Phelps's partnership with J. J. Phelps ended on the final days of 1857. He continued in business and in the 1870s founded the Phelps Stokes & Co. bank with his son-in-law and James Stokes (Anson's father). The bank closed after the death of James Stokes in 1881. Phelps continued in business with his son-in-law and they were both directors of the Second National Bank when a huge misappropriation of funds was revealed in 1884. The bank's president, John Chester Eno, had speculated and lost millions of dollars on Wall Street during the panic of that year and was forced to resign, then fled to Canada. The directors, including Phelps and Anson Stokes, faced the onerous task of making up the losses. However, Eno's father, Amos R. Eno was persuaded by the board to repay the bulk of the loss. The other directors made up shortfalls to ensure the bank survived the run on deposits. Amos Eno had formally been a partner of John Jay Phelps during the early part of the century, when they ran a highly successful mercantile business.

==Personal life==
Phelps married Sarah Maria Lusk from Enfield, Connecticut on November 10, 1828. They had two children:

- Sarah Maria Phelps (1833-1859), who married Henry Laverty King in 1859, but died shortly afterwards.
- Helen Louisa Phelps (1846-1915), who married Anson Phelps Stokes in 1865. Stokes was a distant cousin having also been descended from the George Phelps who came to America in 1630.

In 1874, he remarried to the widow Mrs. Anna Frances (née Swartwout) Maullin, of Troy, New York.

Phelps died on August 1, 1888, at his Saratoga summer home.
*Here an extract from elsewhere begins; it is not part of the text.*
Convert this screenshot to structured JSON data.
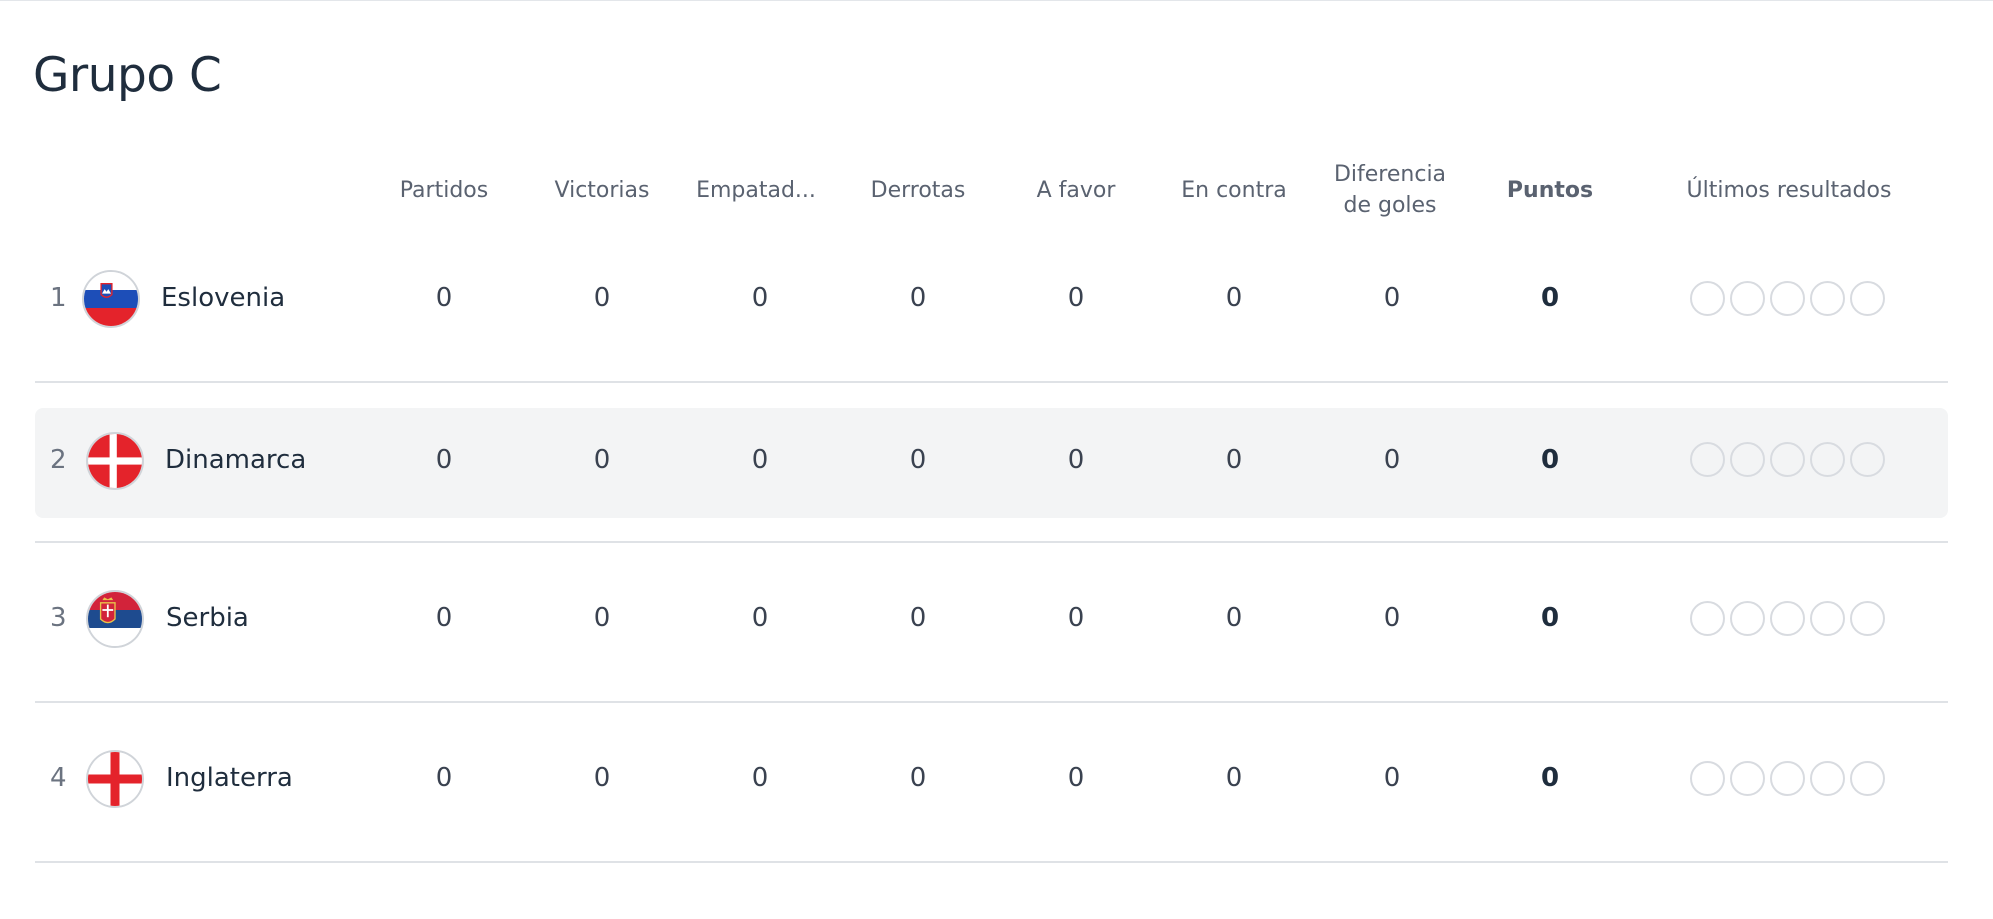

He left a large part of his estate to his daughter Helen, including the Madison Avenue house and a million dollars.

===Descendants===
Phelp's first grandchild was born in the Madison Avenue house on the April 11, 1867, and he was named Isaac Newton Phelps Stokes after his grandfather. Phelps's wife had died earlier that year and he asked the newly-weds to move in with him. When he remarried in 1874, his daughter and family moved out to an adjacent property at 230 Madison Avenue.